You don't have to run away but you would have to make much better use of the cover. The demos we've got here are obviously running on easy mode. So when it gets up to 007 Mode and it is one-shot-to-kill then it becomes quite challenging...
Basically, in the harder difficulties there isn't so much scope for all-out attack.
No, you'd probably be a little bit more careful. With the Focus Aims as well.... you'd have to use a lot more strategy in the way you clear a level. On the higher difficulties and later on in the game, you'd make much more judicious of the Focus Aims, and use them to the best of your ability because it's not an option to run into a room and just take everyone out.
With the driving segments, it's so interesting that Bizarre has this history of Blur and Project Gotham Racing, but really Blood Stone draws more from recent disaster games like Split: Second and Motorstorm: Apocalypse. With those games there are things are happening around you all the time, whereas with Blood Stone it feels like it's not quite as frequent because you don't want to go into the realms of fantasy. So how do you make it as exciting as those games without making the segments too ridiculous?
Yeah, that's a toughie. It has to plausibly follow the narrative, right? We have two quite destructive driving areas - one of which we're not allowed to reveal today - but the other is the Refinery Driving level. There's a balancing act between having an intense spectacle for the player to enjoy without having them throw the handset away because it's just so ridiculous. It also didn't need to be artificial. In Refinery Driving there's a specific reason why all the stuff is falling down. You set that chain events into action in the previous run-and-gun level. You don't just happen to be driving through Siberia with this refinery falling down, it's a chain of events that you set into motion. So when you play it through in order it makes sense and it doesn't seem unrealistic that it's happening.
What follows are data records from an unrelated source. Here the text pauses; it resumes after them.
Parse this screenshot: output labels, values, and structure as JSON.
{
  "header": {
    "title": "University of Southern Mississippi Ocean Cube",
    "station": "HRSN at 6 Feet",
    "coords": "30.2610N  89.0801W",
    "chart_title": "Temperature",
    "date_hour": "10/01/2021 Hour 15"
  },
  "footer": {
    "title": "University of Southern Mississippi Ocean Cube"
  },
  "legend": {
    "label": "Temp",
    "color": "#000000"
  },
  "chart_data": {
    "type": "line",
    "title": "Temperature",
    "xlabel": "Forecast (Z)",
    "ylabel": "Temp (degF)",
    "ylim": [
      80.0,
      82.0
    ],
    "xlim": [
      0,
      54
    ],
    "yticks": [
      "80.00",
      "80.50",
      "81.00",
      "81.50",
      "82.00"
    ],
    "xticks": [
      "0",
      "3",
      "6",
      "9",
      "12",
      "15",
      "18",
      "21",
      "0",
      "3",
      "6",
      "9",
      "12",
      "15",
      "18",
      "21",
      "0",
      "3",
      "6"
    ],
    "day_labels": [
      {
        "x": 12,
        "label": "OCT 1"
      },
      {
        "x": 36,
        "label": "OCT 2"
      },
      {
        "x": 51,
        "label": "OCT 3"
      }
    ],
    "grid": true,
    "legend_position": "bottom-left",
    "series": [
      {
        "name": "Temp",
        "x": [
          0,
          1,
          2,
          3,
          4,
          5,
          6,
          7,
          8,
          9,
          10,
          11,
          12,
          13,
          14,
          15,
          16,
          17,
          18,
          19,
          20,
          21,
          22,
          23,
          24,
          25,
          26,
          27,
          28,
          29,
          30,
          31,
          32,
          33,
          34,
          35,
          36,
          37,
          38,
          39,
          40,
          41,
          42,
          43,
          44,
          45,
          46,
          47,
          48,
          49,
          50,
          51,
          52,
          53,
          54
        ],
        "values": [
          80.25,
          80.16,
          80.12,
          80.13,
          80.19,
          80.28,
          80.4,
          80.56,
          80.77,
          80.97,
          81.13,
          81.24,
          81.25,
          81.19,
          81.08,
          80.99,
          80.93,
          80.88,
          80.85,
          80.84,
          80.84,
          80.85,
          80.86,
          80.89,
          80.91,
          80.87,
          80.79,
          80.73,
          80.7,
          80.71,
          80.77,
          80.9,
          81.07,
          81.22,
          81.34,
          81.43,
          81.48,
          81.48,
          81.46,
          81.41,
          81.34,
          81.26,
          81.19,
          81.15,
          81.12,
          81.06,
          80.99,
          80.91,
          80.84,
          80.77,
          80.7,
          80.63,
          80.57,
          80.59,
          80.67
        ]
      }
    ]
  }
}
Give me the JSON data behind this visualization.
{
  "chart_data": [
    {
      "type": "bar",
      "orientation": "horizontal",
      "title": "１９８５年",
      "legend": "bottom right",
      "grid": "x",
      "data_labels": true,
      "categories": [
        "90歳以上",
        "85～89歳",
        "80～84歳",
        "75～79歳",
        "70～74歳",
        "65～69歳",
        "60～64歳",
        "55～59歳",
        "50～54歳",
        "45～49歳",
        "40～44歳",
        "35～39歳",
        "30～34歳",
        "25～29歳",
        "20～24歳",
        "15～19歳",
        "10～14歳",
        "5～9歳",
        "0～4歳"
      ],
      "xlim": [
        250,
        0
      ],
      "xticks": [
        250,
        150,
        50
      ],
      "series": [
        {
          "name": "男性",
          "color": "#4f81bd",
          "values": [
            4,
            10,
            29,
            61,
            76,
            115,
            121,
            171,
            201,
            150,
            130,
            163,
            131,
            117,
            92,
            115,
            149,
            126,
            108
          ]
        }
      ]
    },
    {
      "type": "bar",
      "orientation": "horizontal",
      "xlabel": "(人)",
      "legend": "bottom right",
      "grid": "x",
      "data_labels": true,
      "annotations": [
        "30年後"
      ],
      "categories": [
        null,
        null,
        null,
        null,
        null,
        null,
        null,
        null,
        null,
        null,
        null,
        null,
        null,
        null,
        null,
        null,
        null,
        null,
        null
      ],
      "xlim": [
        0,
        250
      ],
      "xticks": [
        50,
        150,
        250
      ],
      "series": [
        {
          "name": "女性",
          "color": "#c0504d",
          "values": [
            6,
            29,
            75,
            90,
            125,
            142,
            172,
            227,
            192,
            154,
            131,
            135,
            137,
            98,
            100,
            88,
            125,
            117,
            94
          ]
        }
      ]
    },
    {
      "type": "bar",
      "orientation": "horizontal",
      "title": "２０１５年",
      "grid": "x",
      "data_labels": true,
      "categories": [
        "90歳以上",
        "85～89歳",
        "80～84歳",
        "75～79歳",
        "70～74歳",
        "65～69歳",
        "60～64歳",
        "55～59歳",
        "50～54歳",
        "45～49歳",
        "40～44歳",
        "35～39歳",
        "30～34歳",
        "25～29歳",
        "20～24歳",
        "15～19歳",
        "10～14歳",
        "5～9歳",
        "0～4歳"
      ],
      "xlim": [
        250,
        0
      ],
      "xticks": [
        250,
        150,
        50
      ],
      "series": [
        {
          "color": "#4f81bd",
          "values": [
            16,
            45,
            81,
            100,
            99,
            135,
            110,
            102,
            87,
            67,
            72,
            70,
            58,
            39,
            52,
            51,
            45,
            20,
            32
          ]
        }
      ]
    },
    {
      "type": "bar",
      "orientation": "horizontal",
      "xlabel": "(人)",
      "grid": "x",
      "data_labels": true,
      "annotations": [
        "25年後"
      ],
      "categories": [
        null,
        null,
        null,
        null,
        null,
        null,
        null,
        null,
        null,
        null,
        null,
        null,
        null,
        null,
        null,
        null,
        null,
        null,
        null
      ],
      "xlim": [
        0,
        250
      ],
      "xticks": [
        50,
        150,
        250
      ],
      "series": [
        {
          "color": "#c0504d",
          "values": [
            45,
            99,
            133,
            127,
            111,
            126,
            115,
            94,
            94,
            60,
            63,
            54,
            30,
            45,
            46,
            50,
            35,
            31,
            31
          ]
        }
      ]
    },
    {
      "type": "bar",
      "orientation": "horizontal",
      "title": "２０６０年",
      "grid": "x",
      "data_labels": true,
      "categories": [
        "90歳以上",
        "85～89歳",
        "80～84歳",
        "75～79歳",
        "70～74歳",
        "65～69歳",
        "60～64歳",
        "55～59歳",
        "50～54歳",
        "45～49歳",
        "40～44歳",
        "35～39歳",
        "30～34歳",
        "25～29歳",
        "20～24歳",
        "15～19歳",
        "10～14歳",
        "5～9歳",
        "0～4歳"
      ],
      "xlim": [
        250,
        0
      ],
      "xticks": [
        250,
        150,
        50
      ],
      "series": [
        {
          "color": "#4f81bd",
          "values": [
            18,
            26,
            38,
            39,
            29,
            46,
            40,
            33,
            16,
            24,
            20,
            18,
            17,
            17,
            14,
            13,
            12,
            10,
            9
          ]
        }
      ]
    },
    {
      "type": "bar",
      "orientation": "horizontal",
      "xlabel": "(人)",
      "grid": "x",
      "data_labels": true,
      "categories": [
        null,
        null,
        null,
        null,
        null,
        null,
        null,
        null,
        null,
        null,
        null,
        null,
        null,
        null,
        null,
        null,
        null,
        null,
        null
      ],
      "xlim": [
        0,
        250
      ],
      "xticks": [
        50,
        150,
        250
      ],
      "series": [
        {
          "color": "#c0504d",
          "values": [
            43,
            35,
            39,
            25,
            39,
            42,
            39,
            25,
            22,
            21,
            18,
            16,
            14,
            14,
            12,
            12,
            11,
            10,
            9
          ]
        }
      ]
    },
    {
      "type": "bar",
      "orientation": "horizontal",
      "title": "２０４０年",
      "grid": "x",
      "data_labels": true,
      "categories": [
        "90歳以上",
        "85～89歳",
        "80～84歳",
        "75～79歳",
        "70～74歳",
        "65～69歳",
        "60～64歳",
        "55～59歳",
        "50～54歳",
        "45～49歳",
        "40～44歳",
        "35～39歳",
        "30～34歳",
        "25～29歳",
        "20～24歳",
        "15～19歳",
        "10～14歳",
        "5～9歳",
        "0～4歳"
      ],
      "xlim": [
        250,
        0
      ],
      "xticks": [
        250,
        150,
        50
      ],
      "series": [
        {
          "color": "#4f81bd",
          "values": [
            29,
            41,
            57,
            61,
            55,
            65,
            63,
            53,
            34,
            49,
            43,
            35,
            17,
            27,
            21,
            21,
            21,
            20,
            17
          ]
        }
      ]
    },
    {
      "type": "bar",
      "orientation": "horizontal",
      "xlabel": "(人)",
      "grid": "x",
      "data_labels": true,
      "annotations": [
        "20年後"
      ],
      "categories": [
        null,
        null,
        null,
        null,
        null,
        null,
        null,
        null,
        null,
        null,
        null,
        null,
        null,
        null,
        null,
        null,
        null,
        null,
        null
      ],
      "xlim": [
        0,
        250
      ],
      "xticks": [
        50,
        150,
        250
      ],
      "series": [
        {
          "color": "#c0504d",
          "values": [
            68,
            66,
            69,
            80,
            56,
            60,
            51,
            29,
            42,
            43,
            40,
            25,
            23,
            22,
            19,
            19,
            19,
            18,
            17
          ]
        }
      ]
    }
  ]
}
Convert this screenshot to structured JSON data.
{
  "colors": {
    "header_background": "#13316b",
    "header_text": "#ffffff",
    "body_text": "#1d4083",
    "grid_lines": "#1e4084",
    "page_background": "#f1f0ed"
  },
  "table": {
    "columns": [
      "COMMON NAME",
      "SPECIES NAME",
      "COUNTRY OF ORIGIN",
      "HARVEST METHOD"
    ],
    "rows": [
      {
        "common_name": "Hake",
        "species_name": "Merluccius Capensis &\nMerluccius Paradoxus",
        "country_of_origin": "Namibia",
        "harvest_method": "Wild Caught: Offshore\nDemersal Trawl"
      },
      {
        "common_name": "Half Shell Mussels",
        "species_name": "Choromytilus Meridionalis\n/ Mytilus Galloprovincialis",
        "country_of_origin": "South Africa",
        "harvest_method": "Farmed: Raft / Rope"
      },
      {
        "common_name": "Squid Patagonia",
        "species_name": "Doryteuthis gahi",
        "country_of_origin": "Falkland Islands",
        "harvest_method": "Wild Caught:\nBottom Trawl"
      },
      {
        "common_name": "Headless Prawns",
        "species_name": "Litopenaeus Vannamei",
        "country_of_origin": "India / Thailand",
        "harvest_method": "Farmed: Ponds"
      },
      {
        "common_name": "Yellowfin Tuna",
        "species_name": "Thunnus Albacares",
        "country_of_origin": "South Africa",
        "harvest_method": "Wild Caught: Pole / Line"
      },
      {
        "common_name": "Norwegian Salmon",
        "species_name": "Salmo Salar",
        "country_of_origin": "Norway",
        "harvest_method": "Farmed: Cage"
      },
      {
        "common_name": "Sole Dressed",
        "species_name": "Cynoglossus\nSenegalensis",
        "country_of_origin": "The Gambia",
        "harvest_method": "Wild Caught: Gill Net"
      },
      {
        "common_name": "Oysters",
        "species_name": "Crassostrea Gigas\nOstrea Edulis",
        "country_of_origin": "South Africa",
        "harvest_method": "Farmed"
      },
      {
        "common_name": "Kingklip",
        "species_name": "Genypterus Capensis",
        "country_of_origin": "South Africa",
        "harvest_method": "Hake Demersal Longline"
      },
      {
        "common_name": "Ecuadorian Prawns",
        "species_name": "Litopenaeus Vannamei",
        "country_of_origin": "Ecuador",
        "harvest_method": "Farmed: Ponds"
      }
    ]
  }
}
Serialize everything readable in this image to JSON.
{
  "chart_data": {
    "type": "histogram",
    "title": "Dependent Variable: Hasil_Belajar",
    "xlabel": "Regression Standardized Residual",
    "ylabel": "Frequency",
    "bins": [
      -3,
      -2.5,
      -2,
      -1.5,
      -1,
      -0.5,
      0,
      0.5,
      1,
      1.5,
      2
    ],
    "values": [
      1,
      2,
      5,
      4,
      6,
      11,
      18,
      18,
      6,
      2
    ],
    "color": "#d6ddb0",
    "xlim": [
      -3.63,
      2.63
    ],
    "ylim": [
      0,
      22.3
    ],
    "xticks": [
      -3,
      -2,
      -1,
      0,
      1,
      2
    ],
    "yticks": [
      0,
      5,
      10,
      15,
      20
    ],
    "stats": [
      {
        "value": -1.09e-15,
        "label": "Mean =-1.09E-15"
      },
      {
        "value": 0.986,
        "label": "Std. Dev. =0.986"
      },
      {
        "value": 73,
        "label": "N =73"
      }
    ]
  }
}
Whereas if we just drove you through Istanbul and collapsed the city around you I think that would be a step too far, not even a Bond movie would go that far. So there's a fine line between plausible reality and utter nonsense.
If you took away Bond from the game, what would you say is the USP that will separate it from other games coming out at the moment?
I think the cover-based combat system is quite original. It's been influenced by many but it's done in a quite original, and I think it's quite satisfying to do and I think it's a very satisfying experience to play. But also I think the blending of driving and action is - well, it's not unique, but I think we've done it well in terms of the pacing of the story. It's trying to effectively make a cinematic piece that's longer than a movie, to borrow the pacing of a movie but to extend it over the period of five, six, or seven hours rather than an hour and a half, and I think we've been quite successful with that.
Just before we go, then; if you could be any Bond - Craig, Connery, whoever - who would you be?
Roger Moore. He was the one I grew up with. The first Bond movie I went to see at the cinema was Moonraker. I think you always have that affinity to the Bond who was current when you were growing up. I think Daniel Craig is great, and I think Casino Royale is probably the best Bond movie, but I definitely have a soft spot for the Moore years.
And finally, it wouldn't be right for me to come all the way to Bizarre without asking or begging you to make Geometry Wars: Retro Evolved 3. So what is going on with Geometry Wars?
We've got plans...
(laughs) You wouldn't expect me to say any more, would you?
It was worth a try. Thanks for your time, Neil.